花粉はごく小さい粒子なので、開けた窓や換気口、ちょっとした隙間などからも知らない内に入り込んでしまいます。そして床の上などに落ち、たまってしまいます。こまめに掃除機やモップをかけ、常に清潔な状態をキープしましょう。
散歩も、花粉の飛散が少ないタイミングを選びましょう。1日の中では、お昼頃(14時頃まで)と夕方(18〜19時頃)の飛散量が多いので、できるだけ避けてください。
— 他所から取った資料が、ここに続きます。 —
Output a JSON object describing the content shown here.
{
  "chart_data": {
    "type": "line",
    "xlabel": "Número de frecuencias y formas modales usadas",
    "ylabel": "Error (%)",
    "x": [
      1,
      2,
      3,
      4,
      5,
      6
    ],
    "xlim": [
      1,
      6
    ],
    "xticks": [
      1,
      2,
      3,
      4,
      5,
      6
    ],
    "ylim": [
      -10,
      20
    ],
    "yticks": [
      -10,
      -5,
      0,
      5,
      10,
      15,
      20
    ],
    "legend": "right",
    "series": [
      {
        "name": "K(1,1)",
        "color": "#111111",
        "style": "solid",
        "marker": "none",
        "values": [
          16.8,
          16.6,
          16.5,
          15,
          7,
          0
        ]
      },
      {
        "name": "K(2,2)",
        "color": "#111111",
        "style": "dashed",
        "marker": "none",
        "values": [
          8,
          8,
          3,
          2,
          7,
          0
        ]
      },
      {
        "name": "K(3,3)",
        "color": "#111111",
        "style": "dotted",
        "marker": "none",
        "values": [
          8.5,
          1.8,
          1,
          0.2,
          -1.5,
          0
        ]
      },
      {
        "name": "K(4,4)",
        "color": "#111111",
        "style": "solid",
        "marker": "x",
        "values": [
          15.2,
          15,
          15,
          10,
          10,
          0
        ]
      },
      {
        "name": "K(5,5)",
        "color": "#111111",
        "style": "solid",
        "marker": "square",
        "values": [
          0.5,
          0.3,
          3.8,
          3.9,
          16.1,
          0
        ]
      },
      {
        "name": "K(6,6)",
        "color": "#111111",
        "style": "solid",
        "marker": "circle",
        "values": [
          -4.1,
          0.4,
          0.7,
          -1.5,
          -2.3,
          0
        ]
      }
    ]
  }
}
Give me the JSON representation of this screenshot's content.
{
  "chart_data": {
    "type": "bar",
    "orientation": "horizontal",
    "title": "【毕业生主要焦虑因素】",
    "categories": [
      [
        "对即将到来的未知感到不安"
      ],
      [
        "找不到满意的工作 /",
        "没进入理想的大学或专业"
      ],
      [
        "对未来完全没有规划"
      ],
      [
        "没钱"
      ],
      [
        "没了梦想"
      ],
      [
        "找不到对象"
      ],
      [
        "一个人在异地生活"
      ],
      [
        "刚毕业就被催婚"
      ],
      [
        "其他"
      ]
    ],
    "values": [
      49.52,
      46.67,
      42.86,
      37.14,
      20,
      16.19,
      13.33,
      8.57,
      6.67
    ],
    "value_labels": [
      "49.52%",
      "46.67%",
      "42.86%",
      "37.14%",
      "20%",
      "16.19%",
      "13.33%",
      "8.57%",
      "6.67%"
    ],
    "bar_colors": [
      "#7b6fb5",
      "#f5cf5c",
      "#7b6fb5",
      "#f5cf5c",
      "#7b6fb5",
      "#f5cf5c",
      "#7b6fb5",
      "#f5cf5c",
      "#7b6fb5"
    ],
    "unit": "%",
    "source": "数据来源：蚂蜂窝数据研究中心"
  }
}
また強風の日、気温が高くて晴れている日も飛散量が多いと言われていますので、気を付けましょう。
ポイント
ポイント
・病原体から身を守るための免疫機能が過剰反応することでアレルギー性疾患になります。
・花粉症は、花粉が引き金となって起こるアレルギー性疾患の一つです。
・犬の花粉症は、皮膚炎や外耳炎の症状が多く、鼻・気管支炎の症状は少ないです。
・猫の花粉症は、鼻・気管支炎の症状が多く、加えて皮膚炎の症状が見られることもあります。
・アレルゲンと似た形の異物にもアレルギー反応が起きたり、別のアレルゲンとの合併症が起きたりすることもあります。
・外から花粉を持ち込まないことが大切ですが、完全に締め出すことは不可能なので、こまめに掃除機やモップ掛けで花粉を排除しましょう。
・花粉症のワンちゃんのお散歩は、花粉の飛散量が少ない時間帯を選ぶようにしましょう。